Pernah nggak sih lo berpikir kalau hidup lo paling menderita? Bahkan bukan cuma menderita, lo juga berpikir kalau hidup yang sedang lo jalani ini terlalu sulit dan sukar untuk dimengerti. Terlalu banyak misteri soal masa depan yang nggak lo ketahui sampai buat lo overthinking. Dari kasur yang hangat, kau pun terus memikirkan soal ini lagi dan lagi. Dan tanpa sadar kau pun mulai tersiksa. Namun itu semua penderitaan dan siksaan itu tak sebanding denganku yang mengawali kehidupan dari kamar yang diapit oleh dua buah kamar mandi. Percayalah, itu berat. Bahkan Dilan pun tak akan kuat.
Masuk semester tiga aku memutuskan untuk pindah kamar. Sebelumnya aku sekamar dengan temanku Anto. Kita berdua pisah kamar bukan karena kebiasaan Anto yang suka jemur sempak basah di dalam kamar.
Ketika sekamar berdua, sadar atau tidak sadar, terkadang kita sudah saling melanggar privasi satu sama lain. Aku tipikal orang yang rusuh kalau tidur. Tendang sana tendang sini, peluk sana-sini, jadi ada satu masa di mana pas tidur aku meluk Anto. Dan begitu bangun, kami seolah pasangan homo.

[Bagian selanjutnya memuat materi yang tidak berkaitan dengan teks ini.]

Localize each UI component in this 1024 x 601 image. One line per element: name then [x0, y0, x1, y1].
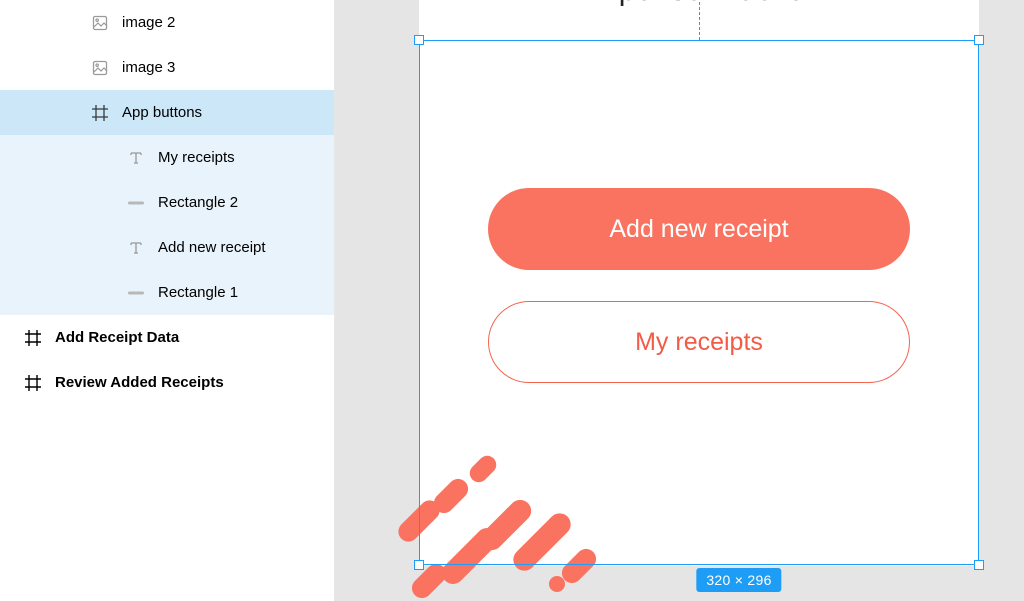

Gak jarang pas temen lagi main ke kosan, mereka mergoki kami berdua lagi pelukan. Mereka pun langsung teriak: "Astagfirullah, homo!". Aku yang notabene berkulit hitam dan kurus kek kurang gizi, pelukan sama Anto yang hitam besar kek Gorilla. Ini bukan lagi seperti adegan homo tapi lebih mirip adegan Gorila piting Simpanse.
Cerita soal kamar baruku, kamarku yang sekarang memang nggak seluas kamar yang dulu. Kamarku yang dulu, cukuplah buat dipakai main futsal, marathon, itu kalau kalian gila. Ukuran kamarku yang sekarang hanya 3 x 2 meter, hanya cukup untuk satu lemari, satu meja belajar, dan satu tempat tidur.
Letaknya juga strategis dekat dengan dapur dan dua buah kamar mandi. Bahkan sangking strategisnya, letaknya langsung berdampingan dengan dua kamar mandi tersebut. Jadi kalau lo lagi males keluar kamar berak, tembus aja dindingnya, langsung tuh nyampe. Kamar baruku ini adalah tipikal kamar pembantu di sinetron-sinetron yang biasa letaknya itu di ujung-ujung ruangan, yang mana itu gelap, minim penerangan, lembap, tempat tikus, lintah, buaya, dinosaurus, berkembang biak.
Keputusan untuk pindah kamar memang memberiku pengalaman baru namun juga hal-hal tolol baru lainnya.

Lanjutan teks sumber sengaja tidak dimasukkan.